By Sgt. M. Trent Lowry | | September 26, 2002

`  The contributions of the Hispanic culture are recognized annually during National Hispanic Heritage Month, and the station hosted a luncheon Sept. 19 at the Sonoran Pueblo club to honor the efforts of local Hispanic people.
Organized by the Yuma office of the Bureau of Land Management, the luncheon featured Hispanic food and entertainment, and the perspective of guest speaker Nieves Riedel, owner of Reidel Construction in San Luis.
"We have to celebrate the diversity of every group, and it's especially pleasant to celebrate Hispanic heritage here on the border," said Maureen Merrell, acting field manager for the BLM's Yuma field office.
As part of the Yuma Area Governmental Alliance, the air station was an ideal host for the event, Merrell said.
Throughout the history of America, warriors of Hispanic origin have fought in battles to preserve the nation's ideals. In all, 38 Hispanic men   including 12 Marines  earned the Medal of Honor, many posthumously, for fighting with distinction.

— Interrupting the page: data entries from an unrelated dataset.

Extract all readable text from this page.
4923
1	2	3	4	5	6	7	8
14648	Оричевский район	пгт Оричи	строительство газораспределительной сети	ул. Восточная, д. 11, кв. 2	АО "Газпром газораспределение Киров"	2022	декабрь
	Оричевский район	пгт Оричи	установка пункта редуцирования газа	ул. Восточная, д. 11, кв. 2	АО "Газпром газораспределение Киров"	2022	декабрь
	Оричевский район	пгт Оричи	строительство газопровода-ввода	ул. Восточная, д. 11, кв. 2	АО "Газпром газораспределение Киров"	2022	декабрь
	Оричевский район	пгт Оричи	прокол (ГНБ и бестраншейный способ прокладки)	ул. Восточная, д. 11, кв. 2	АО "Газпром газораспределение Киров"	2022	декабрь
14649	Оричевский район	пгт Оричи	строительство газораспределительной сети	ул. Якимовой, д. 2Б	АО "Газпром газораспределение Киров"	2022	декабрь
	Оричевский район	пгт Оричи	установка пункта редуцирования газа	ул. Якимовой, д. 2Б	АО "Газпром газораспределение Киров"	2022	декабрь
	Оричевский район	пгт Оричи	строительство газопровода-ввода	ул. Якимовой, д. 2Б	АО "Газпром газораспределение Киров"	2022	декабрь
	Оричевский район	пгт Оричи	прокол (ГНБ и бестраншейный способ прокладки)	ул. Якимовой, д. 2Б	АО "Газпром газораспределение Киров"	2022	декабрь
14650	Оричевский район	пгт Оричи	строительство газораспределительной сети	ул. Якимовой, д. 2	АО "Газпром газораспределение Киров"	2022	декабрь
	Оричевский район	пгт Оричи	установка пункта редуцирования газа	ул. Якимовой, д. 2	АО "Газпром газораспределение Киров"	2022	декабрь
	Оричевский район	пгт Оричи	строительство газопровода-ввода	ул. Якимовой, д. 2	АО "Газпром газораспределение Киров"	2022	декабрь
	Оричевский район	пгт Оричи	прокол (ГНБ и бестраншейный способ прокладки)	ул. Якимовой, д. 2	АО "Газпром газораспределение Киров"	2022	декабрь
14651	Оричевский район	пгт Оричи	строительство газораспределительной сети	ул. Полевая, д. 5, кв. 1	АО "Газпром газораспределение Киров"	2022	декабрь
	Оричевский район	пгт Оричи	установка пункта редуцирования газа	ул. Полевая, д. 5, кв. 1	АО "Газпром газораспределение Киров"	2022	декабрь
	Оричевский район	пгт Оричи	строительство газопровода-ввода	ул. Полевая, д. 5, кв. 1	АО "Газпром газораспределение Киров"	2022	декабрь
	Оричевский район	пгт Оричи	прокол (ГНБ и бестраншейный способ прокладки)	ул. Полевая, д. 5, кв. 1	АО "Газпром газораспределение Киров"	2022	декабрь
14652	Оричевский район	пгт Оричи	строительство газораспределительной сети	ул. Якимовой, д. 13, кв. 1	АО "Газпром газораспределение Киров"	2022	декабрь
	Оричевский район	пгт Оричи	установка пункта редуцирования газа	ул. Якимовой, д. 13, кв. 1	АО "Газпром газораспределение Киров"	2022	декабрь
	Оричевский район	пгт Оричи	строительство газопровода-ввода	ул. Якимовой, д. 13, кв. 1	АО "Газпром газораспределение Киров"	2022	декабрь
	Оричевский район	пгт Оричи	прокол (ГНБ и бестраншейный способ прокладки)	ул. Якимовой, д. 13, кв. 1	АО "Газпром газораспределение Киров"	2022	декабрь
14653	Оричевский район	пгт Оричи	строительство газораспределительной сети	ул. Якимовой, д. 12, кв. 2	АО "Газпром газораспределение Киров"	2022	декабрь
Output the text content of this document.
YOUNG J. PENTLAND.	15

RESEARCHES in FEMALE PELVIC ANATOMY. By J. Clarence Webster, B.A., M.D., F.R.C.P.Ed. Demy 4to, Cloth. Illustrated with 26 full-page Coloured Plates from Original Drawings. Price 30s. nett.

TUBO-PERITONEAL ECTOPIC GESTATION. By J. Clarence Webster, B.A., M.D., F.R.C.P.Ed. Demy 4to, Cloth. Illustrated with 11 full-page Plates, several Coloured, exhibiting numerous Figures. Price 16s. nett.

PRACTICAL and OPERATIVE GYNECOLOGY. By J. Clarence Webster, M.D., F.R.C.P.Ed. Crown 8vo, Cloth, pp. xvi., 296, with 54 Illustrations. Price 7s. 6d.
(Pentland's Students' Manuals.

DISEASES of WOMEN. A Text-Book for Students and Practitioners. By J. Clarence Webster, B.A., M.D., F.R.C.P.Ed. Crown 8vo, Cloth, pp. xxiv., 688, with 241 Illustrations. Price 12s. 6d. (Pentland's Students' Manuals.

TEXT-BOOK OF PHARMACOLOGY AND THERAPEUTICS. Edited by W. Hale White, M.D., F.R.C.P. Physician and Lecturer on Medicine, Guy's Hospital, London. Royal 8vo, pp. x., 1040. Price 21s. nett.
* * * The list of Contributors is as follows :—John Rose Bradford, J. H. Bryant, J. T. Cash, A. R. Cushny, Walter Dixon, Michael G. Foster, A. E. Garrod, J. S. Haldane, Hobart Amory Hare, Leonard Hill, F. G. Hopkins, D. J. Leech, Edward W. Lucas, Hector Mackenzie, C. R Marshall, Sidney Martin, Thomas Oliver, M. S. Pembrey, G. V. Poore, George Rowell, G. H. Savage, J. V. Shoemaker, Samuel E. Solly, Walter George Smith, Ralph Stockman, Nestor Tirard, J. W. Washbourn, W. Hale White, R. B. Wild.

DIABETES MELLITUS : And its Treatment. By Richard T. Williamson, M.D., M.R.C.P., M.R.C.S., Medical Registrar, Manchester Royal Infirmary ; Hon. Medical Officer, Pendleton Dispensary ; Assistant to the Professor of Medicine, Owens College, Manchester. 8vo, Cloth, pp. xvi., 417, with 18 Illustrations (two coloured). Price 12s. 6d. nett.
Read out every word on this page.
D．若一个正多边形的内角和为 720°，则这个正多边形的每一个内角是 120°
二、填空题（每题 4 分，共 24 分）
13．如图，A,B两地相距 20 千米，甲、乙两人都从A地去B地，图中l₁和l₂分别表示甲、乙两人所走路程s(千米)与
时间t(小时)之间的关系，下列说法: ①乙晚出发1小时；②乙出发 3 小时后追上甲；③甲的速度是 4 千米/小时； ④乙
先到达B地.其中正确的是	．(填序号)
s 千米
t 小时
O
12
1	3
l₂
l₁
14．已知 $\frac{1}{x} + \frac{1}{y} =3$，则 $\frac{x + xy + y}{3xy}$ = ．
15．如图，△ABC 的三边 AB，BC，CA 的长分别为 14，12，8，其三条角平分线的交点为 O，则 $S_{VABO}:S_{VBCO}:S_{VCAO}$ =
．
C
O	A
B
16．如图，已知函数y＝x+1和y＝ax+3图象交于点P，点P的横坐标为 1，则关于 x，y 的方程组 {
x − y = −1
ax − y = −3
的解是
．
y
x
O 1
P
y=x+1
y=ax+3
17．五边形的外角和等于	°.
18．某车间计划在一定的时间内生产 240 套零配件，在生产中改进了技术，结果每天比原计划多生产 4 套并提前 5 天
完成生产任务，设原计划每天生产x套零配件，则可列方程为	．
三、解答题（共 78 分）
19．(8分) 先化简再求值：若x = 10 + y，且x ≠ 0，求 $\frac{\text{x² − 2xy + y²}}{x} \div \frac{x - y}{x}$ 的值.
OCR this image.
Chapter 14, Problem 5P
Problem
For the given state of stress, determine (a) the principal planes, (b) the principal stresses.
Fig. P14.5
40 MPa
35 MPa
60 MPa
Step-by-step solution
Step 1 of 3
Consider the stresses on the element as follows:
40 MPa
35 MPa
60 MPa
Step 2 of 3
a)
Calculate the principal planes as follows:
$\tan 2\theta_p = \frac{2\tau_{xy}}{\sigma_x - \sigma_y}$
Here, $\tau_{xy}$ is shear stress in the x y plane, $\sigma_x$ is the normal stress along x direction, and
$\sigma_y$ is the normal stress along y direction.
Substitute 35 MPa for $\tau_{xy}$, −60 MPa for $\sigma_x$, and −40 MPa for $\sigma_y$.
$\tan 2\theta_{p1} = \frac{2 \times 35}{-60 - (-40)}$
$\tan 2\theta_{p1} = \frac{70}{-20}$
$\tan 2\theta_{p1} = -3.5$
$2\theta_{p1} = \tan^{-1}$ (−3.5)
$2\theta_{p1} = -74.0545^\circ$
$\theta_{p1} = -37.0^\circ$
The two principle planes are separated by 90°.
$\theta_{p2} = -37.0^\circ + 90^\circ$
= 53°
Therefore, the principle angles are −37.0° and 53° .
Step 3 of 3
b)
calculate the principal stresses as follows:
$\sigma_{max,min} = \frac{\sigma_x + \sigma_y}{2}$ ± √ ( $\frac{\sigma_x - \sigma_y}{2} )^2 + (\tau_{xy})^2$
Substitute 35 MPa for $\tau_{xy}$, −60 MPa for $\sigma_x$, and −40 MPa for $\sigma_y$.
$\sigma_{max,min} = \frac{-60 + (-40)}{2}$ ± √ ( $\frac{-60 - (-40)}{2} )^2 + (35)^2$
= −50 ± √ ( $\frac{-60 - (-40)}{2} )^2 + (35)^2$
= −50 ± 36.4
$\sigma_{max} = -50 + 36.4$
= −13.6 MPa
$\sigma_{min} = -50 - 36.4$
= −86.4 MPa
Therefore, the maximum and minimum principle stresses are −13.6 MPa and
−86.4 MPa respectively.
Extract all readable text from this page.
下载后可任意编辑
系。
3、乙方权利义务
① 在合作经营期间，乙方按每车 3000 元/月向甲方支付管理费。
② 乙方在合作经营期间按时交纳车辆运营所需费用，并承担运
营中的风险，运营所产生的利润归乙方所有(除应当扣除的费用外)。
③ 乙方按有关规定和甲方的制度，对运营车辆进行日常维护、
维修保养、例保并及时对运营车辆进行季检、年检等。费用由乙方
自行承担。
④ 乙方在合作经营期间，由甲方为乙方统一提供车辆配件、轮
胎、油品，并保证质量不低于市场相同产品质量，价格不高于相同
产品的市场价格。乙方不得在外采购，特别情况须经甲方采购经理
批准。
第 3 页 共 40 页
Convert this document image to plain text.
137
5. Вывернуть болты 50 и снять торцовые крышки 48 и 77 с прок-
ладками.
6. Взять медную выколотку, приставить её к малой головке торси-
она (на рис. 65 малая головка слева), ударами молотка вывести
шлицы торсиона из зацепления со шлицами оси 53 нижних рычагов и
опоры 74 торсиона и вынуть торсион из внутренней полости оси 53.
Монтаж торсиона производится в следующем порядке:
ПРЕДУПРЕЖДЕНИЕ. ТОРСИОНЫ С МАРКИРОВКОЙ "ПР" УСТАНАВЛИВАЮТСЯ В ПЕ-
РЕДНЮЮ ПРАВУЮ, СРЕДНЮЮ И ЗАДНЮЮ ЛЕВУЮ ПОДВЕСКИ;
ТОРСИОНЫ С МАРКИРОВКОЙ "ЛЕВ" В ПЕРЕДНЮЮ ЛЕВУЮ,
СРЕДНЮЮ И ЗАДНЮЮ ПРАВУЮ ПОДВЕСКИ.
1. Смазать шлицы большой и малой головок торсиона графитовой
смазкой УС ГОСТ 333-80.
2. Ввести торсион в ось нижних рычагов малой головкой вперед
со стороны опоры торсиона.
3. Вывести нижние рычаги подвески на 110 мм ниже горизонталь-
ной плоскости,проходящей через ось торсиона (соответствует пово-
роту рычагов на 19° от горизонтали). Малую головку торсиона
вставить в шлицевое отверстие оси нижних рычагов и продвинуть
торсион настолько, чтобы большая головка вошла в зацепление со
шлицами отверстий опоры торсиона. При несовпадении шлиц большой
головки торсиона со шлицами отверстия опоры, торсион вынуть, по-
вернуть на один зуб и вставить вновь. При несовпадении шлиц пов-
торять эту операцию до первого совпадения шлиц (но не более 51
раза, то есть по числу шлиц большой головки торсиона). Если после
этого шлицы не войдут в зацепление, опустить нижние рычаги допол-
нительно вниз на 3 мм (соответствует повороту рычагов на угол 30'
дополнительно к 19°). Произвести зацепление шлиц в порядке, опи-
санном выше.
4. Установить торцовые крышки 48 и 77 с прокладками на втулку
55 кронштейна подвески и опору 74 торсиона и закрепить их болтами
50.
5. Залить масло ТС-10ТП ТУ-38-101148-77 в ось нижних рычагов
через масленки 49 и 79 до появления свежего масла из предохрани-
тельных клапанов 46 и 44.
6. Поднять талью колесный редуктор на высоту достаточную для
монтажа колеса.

One such Marine, Pfc. Eugene A. Obregon, earned the Medal of Honor after he gave his life saving wounded Marines in Korea. His hometown of Los Angeles recently dedicated an interstate exchange in his name, the Eugene A. Obregon Exchange, as well as erecting a monument in Obregon's name, dedicated to honoring Latino Medal of Honor recipients, according to a report by Sgt. 1st Class Connie Dickey of the Army News Service.
A strong tie to one's Hispanic roots is important for Latino Marines, according to Lance Cpl. Jezreel Ramirez, a Mexican native who recently became a naturalized U.S. citizen.
"I really wanted to see how many proud Hispanics were going to come (to the luncheon)," Ramirez said. "There were a lot who showed up, which is good because they didn't forget their roots. You should never ignore where you come from."
The purpose of National Hispanic Heritage Month, according to a proclamation from President George W. Bush, is to "provide us an opportunity to express deep appreciation to Hispanic Americans for their countless contributions to our society and to pay tribute again to America's distinctive diversity."
In trying to give the luncheon a more fesitve, entertaining mood, Rosemary Borunda, a BLM employee who organized the event, sought out the services of Evelyn Molina, a Cibola High School sophomore and amateur singer. The teenage vocalist sang the Star Spangled Banner before the luncheon began and sang three other Hispanic tunes, including "La cancion mexicana."
"I guess I feel proud to be here and being able to sing at a Hispanic event," Molina said. "I think it's fun and very inspirational."
The National Hispanic Heritage Month began Sept. 15 and continues through Oct. 15.